The final factor to consider is color. Color selection can be very difficult during this period. It makes sense to use bright orange or chartreuse, which is always a good choice on muddy Southern waters. Other times a coin toss determines my selection. I then change colors often until a pattern is established. After our success here on Cave Run, we were excited to try this method on other musky waters.
This miracle bait has been very successful on all of Kentucky’s musky fisheries during high water levels as well as normal pool. This is no longer a secret tactic used by a handful of guides. It is now the preferred method of spring musky hunting in the South.
In my travels during the past few years, I’ve found this method works all across musky country when applied in the right areas during the right water temperatures.

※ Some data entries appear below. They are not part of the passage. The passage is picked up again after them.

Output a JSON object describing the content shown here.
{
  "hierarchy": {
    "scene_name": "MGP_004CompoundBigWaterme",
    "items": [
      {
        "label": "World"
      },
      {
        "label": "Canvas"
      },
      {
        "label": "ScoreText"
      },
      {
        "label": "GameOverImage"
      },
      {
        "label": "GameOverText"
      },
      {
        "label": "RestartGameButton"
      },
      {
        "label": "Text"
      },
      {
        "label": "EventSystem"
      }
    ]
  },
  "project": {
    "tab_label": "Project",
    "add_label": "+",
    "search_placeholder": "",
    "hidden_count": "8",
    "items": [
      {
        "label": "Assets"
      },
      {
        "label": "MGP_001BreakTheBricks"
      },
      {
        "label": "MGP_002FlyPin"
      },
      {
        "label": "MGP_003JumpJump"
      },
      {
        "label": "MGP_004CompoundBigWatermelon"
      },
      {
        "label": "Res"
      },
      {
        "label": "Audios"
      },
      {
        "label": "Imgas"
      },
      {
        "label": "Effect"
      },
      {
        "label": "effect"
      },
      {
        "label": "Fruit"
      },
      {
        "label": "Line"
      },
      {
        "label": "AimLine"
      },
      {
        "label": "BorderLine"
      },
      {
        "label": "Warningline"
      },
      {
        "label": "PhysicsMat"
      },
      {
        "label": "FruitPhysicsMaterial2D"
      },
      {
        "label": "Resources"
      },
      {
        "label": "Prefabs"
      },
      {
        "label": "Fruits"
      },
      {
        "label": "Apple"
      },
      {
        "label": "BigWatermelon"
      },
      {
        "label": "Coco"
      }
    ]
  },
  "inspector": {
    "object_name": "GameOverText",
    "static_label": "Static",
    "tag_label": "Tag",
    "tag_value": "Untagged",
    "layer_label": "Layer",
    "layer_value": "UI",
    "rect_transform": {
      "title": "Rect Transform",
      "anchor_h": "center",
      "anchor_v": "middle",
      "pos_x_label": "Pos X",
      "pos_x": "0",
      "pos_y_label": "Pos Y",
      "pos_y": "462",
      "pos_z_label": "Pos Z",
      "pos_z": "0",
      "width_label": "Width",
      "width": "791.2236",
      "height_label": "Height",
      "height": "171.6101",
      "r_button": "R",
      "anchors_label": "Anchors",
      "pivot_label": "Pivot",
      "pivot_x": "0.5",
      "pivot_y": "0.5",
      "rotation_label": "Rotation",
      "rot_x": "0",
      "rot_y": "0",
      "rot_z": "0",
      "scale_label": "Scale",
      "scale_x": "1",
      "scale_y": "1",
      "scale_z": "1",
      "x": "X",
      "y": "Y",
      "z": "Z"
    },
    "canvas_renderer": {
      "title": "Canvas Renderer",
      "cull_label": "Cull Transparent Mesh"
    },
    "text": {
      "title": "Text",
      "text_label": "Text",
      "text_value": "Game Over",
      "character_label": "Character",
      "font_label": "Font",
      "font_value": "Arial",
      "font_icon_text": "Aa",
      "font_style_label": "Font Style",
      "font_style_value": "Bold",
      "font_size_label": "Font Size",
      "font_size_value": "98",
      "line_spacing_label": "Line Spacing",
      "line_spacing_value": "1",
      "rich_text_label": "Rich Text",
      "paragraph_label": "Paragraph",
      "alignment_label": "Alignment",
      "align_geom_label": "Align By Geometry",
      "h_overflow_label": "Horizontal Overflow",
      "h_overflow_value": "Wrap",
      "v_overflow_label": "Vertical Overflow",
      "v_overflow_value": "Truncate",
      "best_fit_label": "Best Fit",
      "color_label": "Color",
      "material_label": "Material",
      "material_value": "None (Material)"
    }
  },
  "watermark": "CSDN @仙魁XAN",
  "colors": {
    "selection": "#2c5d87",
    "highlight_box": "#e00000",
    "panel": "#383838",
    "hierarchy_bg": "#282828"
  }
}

My good friend and tournament partner Don Pfieffer put these tactics to work on two different Wisconsin lake chains and had great success in producing some fast spring action for clients during all types of conditions this past year. While participating in the Professional Musky Tournament Trail (PMTT) event on Chautauqua Lake in New York, I met a musky hunter who had been producing there using the same tactics. In June, with unusually warm water temperatures, we boated 2 smaller muskies on the Chippewa Flowage. During the PMTT’s Invitational on Lake Kinkaid I was amazed at the numerous flats that would be terrific spots for some spring rattling success.
We all know that there are no miracle bait sin the reality of musky fishing, but this tactic generates the most awesome spring action I’ve ever run across. Too bad it only lasts four to seven weeks. IN talking about this method with other musky anglers, one question usually comes up: “What is the rattling bait imitating to drive these muskies into a feeding frenzy?” I don’t want to put a dark cloud on such a bright spot in my musky fishing success so I don’t have an opinion (probably a first). Several opinions I have heard are the first activity of our crayfish, quick movements of our shad population in and out of the flats, and the swift movements of small bass battling for bed selection. For whatever reason, these rattling baits drive muskies crazy.
I’m just glad to have the confidence these baits give me during a very tough time on the high waters of the South.